Currently there are 40 suits in use, with 34 in rehab centers and six in use by individuals. The company has a back-log of 18 suits on order with a 10-week time line for delivery, Scheder-Bieschin said. Each suit delivered also requires a week of training by Ekso personnel with rehab staff.
While the company is mainly focused on rehabilitation, its partnership with Lockheed could provide a secondary market.
"The military market represents an upside for our investors," said Harding. "We continue to work with Lockheed and eventually they will be responsible for the military market, which is what they do well. We will see a 4% to 6% royalty from that."
Ekso had sought venture capital financing for its product's development but its story didn't translate well, Scheder-Bieschin said.
"To begin with, we are hardware, not software, so they were uncomfortable with that," he said. "We were also looked at as a medical device, which scared a lot of people. And the nature of venture capital was hard in that even if one of the partners likes what you are doing, he still needs to convince everybody else to invest."
More receptive investors included Opaleye and Montrose Capital Partners. The two firms were the lead investors in the private placement that Ekso issued with its reverse merger. Opaleye, based in Cambridge, Mass., mainly invests in biotech and medical devices. InspireMD and Retrophin are also in its portfolio. Montrose is a private equity fund.
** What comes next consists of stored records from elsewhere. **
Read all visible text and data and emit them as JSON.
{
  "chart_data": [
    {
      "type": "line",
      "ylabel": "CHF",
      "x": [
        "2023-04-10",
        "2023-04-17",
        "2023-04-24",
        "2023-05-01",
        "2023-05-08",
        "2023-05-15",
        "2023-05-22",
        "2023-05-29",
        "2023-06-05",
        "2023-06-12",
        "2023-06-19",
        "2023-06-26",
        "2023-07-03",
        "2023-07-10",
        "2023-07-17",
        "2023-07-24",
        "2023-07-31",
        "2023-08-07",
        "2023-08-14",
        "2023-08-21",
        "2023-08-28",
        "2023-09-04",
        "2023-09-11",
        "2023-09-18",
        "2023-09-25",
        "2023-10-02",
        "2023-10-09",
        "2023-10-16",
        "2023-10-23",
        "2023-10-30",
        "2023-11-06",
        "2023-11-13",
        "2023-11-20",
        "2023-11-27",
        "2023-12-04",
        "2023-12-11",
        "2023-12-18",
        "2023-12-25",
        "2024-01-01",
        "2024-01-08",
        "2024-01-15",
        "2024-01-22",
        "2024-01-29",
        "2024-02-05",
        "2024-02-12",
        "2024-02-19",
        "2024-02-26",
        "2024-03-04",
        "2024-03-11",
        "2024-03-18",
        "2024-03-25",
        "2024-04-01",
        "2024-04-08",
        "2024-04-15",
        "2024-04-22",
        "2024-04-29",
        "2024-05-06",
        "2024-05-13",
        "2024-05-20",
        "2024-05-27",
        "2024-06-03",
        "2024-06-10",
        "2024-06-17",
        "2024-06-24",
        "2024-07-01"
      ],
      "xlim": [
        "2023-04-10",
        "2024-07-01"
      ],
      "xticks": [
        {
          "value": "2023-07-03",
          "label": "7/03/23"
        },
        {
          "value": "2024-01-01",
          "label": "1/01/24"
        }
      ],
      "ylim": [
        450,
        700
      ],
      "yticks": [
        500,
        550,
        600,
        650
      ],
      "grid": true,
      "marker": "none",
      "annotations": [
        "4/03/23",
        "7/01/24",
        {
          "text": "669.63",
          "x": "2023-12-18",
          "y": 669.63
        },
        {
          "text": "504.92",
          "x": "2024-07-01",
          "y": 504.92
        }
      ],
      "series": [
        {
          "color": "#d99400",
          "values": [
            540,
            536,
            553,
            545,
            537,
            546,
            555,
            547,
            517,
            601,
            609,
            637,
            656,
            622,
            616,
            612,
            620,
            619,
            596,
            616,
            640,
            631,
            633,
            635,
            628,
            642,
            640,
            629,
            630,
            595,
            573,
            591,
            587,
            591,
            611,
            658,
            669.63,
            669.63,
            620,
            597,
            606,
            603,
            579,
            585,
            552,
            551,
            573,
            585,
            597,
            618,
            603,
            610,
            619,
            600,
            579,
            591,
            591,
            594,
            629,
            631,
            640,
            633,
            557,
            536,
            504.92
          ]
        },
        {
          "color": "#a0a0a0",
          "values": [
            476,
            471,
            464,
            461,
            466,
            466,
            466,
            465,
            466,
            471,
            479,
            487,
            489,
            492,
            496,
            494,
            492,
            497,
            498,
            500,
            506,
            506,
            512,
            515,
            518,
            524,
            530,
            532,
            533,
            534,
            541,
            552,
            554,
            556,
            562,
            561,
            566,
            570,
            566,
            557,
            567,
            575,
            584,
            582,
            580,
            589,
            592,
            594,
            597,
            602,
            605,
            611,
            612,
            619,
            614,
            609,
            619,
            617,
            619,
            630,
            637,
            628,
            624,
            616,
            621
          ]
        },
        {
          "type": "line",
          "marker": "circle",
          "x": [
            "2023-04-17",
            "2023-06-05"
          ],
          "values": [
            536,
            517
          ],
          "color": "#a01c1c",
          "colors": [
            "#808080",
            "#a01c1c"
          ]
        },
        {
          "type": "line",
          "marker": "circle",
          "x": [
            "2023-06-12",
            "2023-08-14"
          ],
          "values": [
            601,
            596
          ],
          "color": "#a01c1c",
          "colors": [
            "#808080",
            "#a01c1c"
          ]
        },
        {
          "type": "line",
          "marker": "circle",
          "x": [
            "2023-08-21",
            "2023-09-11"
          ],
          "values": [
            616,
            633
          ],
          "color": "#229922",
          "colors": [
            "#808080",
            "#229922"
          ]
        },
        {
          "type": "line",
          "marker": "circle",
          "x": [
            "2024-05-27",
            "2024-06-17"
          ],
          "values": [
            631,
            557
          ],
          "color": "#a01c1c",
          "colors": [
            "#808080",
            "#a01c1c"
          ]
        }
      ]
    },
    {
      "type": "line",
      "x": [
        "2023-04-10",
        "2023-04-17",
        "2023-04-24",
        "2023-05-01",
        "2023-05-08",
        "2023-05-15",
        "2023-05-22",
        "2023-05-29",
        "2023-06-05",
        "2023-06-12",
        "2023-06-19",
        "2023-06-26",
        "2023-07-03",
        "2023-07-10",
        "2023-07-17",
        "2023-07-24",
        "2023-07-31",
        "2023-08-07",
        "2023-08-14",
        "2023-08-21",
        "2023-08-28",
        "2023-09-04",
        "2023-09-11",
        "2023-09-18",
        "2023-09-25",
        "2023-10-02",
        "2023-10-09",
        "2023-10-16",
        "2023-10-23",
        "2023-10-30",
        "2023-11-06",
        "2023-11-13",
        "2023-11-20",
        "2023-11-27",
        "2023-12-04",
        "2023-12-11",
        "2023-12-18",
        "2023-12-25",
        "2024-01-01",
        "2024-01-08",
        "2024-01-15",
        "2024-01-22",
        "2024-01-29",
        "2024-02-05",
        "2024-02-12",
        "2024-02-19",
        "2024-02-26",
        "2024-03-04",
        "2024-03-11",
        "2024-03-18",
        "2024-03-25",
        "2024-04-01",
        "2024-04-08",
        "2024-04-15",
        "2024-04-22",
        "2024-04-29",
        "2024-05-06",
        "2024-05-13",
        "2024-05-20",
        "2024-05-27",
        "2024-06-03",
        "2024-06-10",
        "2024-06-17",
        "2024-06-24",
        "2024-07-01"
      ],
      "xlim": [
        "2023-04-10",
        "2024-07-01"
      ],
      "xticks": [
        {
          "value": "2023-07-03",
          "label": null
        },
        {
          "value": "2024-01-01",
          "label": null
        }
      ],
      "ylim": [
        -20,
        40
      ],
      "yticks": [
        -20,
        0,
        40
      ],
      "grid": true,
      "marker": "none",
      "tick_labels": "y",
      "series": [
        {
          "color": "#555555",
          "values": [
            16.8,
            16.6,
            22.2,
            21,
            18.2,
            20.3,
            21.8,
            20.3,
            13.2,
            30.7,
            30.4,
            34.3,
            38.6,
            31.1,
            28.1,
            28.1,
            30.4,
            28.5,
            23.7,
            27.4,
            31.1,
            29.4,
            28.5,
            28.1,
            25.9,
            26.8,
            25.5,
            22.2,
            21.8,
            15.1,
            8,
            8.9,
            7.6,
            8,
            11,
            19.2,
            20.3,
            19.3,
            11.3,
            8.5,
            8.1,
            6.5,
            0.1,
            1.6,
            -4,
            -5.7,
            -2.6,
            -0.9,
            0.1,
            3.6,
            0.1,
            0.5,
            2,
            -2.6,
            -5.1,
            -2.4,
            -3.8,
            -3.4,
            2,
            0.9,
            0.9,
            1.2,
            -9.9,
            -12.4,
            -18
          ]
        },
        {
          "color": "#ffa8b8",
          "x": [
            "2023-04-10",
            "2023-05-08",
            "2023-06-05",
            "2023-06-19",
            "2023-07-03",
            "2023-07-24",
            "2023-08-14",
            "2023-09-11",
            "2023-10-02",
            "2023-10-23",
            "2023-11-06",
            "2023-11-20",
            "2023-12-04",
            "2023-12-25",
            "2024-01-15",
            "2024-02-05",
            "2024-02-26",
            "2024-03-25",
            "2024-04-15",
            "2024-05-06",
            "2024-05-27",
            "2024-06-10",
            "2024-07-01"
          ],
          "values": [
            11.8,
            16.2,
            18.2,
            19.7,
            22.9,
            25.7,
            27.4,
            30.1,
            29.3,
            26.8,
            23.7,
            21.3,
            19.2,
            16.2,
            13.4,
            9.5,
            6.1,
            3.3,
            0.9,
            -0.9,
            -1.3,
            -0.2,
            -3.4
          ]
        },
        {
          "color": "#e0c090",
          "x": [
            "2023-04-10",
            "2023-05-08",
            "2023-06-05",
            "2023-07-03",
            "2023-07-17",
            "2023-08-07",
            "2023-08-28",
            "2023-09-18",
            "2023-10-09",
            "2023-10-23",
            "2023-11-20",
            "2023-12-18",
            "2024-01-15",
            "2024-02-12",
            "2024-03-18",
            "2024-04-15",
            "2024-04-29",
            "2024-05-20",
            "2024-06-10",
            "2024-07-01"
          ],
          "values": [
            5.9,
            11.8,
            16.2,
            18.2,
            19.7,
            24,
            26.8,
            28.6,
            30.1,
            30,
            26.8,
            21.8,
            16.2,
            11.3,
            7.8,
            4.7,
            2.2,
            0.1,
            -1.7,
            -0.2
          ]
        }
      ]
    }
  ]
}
One of the largest shareholders in Ekso is Chickasaw Nation Industries, a Norman-Okla.-based holding company that represents the interests of the Chickasaw Indian tribe. It controls 15.6% of the company. According to Scheder-Bieschin, the tribe has invested $10 million into Ekso.
Opaleye founder Jim Silverman says he expects Ekso to become a product that rehabilitation providers will need.
"My view is over time any rehabilitation facility helping paraplegics is going to have to get Ekso devices to remain competitive," he said. "Patients will demand it or move to facilities that do have Eksos.
"Other low hanging fruit may be for any disease with lower-extremity weakness such as post-stroke, MS, ALS, et cetera, and of course, at-home use for those able to afford it.
"You want to invest in the leaders of an industry and for robotic exoskeletons, Ekso is it."
Cofounders Harding and Angold each hold 5.3% of the company.
After the $20.6 million in private placement financing that Ekso raised with its reverse merger, the company is now debt-free, according to Scheder-Bieschin.
"We used $2.5 million to pay off debt to investors," he said. "We have very few receivables and our cash is in good shape."